Thomas Y. Crowell Publishing
Willow Run was Glendon's very first published novel, in 1943, written after putting in nine-hour days as a riveter at the famous B-24 bomber plant outside of Ann Arbor, Michigan. He wrote it in six months, for he knew there was a market for a patriotic book about the war effort on the home front during this biggest of all wars. Sure enough, he got a small advance from a publisher and the novel was hurried into print after a page one rewrite. Glendon always acknowledged it in his backlist of titles, but he was embarrassed by Willow Run, referring to it sourly as "a piece of crap" in a short autobiography he wrote the year before he died, which is included in the latest compilation of his short stories, Easterns and Westerns, to be published by Michigan State University Press, summer of 2001.
Willow Run is a novel about blue-collar workers at this defense plant and is somewhat heavy on win-the-war speeches and lacks story and character development. While the book rhapsodizes about the details of building airplanes and a bit obvious in its symbolism, it does give a glimpse into the mind of factory workers under stress. Willow Run remains an amateurish first effort by a 23-year-old novelist dying to break into print, and is of interest solely to book collectors dying to own the entire Swarthout oeuvre.
"Swarthout's conception of his novel is an interesting and ambitious one and his book, in spite of weaknesses and inadequacies in creative ability, has a definite rhythm and vitality…His ear is excellent in catching the locutions of the various workers who move through his scenes and episodes. One is left with the impression that he has fine material for a good novel but that he hasn't sufficiently absorbed and developed it." Rose Feld, New York Times Book Review.

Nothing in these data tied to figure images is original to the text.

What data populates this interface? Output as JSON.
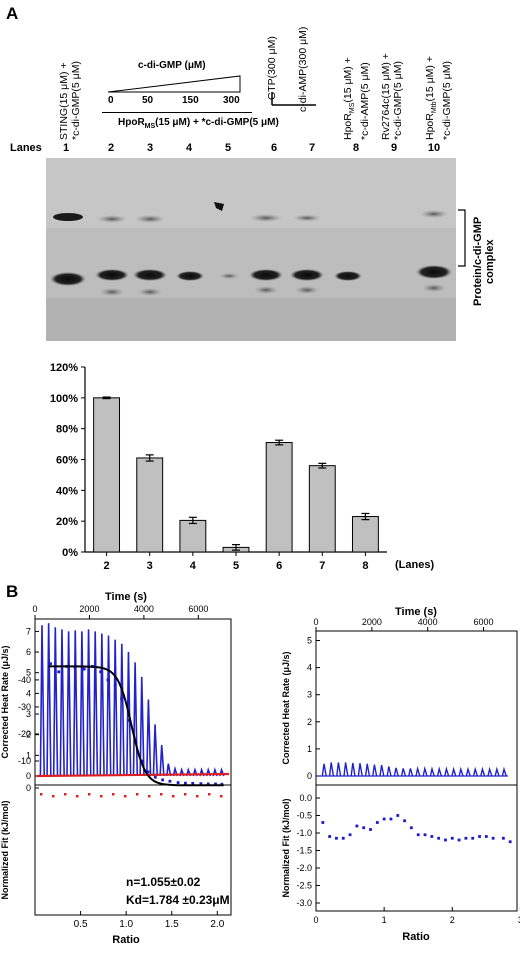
{
  "panel_a": {
    "label": "A",
    "lane_headers": [
      {
        "line1": "STING(15 μM) +",
        "line2": "*c-di-GMP(5 μM)"
      },
      {
        "line1": "GTP(300 μM)",
        "line2": ""
      },
      {
        "line1": "c-di-AMP(300 μM)",
        "line2": ""
      },
      {
        "line1": "HpoR",
        "sub": "MS",
        "rest": "(15 μM) +",
        "line2": "*c-di-AMP(5 μM)"
      },
      {
        "line1": "Rv2764c(15 μM) +",
        "line2": "*c-di-GMP(5 μM)"
      },
      {
        "line1": "HpoR",
        "sub": "Mtb",
        "rest": "(15 μM) +",
        "line2": "*c-di-GMP(5 μM)"
      }
    ],
    "titration_title": "c-di-GMP (μM)",
    "titration_ticks": [
      "0",
      "50",
      "150",
      "300"
    ],
    "group_label_pre": "HpoR",
    "group_label_sub": "MS",
    "group_label_post": "(15 μM) + *c-di-GMP(5 μM)",
    "lanes_label": "Lanes",
    "lane_numbers": [
      "1",
      "2",
      "3",
      "4",
      "5",
      "6",
      "7",
      "8",
      "9",
      "10"
    ],
    "complex_label_1": "Protein/c-di-GMP",
    "complex_label_2": "complex"
  },
  "chart_data": [
    {
      "type": "bar",
      "categories": [
        "2",
        "3",
        "4",
        "5",
        "6",
        "7",
        "8"
      ],
      "values": [
        100,
        61,
        20.5,
        3,
        71,
        56,
        23
      ],
      "errors": [
        0.5,
        2,
        2,
        1.8,
        1.5,
        1.5,
        2
      ],
      "yticks": [
        "0%",
        "20%",
        "40%",
        "60%",
        "80%",
        "100%",
        "120%"
      ],
      "ylim": [
        0,
        120
      ],
      "xlabel": "(Lanes)",
      "bar_color": "#c0c0c0"
    }
  ],
  "panel_b": {
    "label": "B",
    "time_label": "Time (s)",
    "time_ticks": [
      "0",
      "2000",
      "4000",
      "6000"
    ],
    "left": {
      "raw_ylabel": "Corrected Heat Rate (μJ/s)",
      "raw_yticks": [
        "0",
        "1",
        "2",
        "3",
        "4",
        "5",
        "6",
        "7"
      ],
      "fit_ylabel": "Normalized Fit (kJ/mol)",
      "fit_yticks": [
        "-40",
        "-30",
        "-20",
        "-10",
        "0"
      ],
      "ratio_ticks": [
        "0.5",
        "1.0",
        "1.5",
        "2.0"
      ],
      "ratio_label": "Ratio",
      "stat_n": "n=1.055±0.02",
      "stat_kd": "Kd=1.784 ±0.23μM",
      "peak_color": "#2222cc",
      "baseline_color": "#e02020",
      "point_color": "#1a1acc"
    },
    "right": {
      "raw_ylabel": "Corrected Heat Rate (μJ/s)",
      "raw_yticks": [
        "0",
        "1",
        "2",
        "3",
        "4",
        "5"
      ],
      "fit_ylabel": "Normalized Fit (kJ/mol)",
      "fit_yticks": [
        "0.0",
        "-0.5",
        "-1.0",
        "-1.5",
        "-2.0",
        "-2.5",
        "-3.0"
      ],
      "ratio_ticks": [
        "0",
        "1",
        "2",
        "3"
      ],
      "ratio_label": "Ratio",
      "peak_color": "#2222cc",
      "point_color": "#1a1acc"
    }
  }
}
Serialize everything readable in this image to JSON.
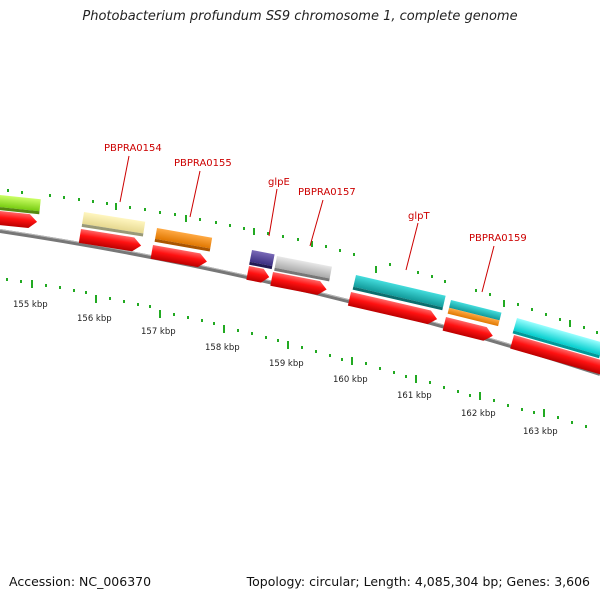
{
  "title": "Photobacterium profundum SS9 chromosome 1, complete genome",
  "footer": {
    "accession": "Accession: NC_006370",
    "summary": "Topology: circular; Length: 4,085,304 bp; Genes: 3,606"
  },
  "gene_labels": [
    "PBPRA0154",
    "PBPRA0155",
    "glpE",
    "PBPRA0157",
    "glpT",
    "PBPRA0159"
  ],
  "kbp_labels": [
    "155 kbp",
    "156 kbp",
    "157 kbp",
    "158 kbp",
    "159 kbp",
    "160 kbp",
    "161 kbp",
    "162 kbp",
    "163 kbp"
  ],
  "colors": {
    "backbone": "#808080",
    "cds_strand": "#ee1111",
    "tick": "#22aa22",
    "label": "#cc0000"
  }
}
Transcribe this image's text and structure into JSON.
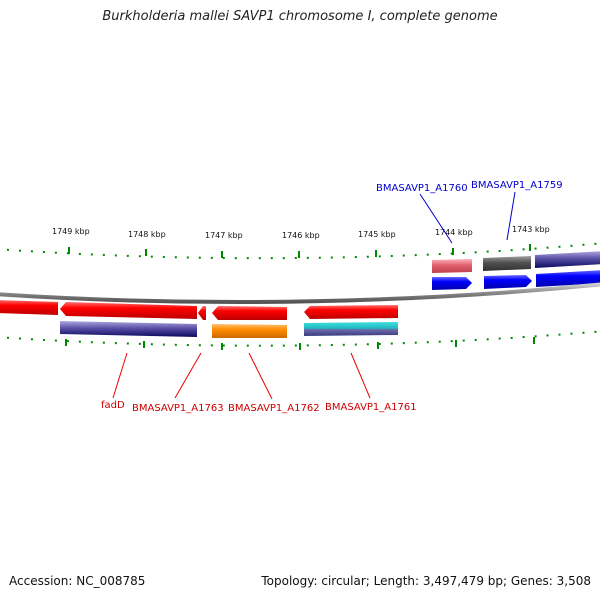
{
  "header": {
    "title": "Burkholderia mallei SAVP1 chromosome I, complete genome"
  },
  "footer": {
    "accession": "Accession: NC_008785",
    "summary": "Topology: circular; Length: 3,497,479 bp; Genes: 3,508"
  },
  "scale": {
    "ticks": [
      "1749 kbp",
      "1748 kbp",
      "1747 kbp",
      "1746 kbp",
      "1745 kbp",
      "1744 kbp",
      "1743 kbp"
    ]
  },
  "genes": {
    "bottom_labels": [
      "fadD",
      "BMASAVP1_A1763",
      "BMASAVP1_A1762",
      "BMASAVP1_A1761"
    ],
    "top_labels": [
      "BMASAVP1_A1760",
      "BMASAVP1_A1759"
    ]
  },
  "colors": {
    "forward_cds": "#0000ee",
    "reverse_cds": "#ee0000",
    "backbone": "#888888",
    "tick": "#008800",
    "label_red": "#cc0000",
    "label_blue": "#0000cc"
  }
}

"The brevity and crispness of the book is to be commended though the plot could have been rounded out a little more. The main characters might have been dealt with more fully in order to make the reader better acquainted with them. Nevertheless, it is good reading, a book that helps one pass a very good evening and leaves the reader with a great deal to think about." Ralph Hammett, Some Michigan Books.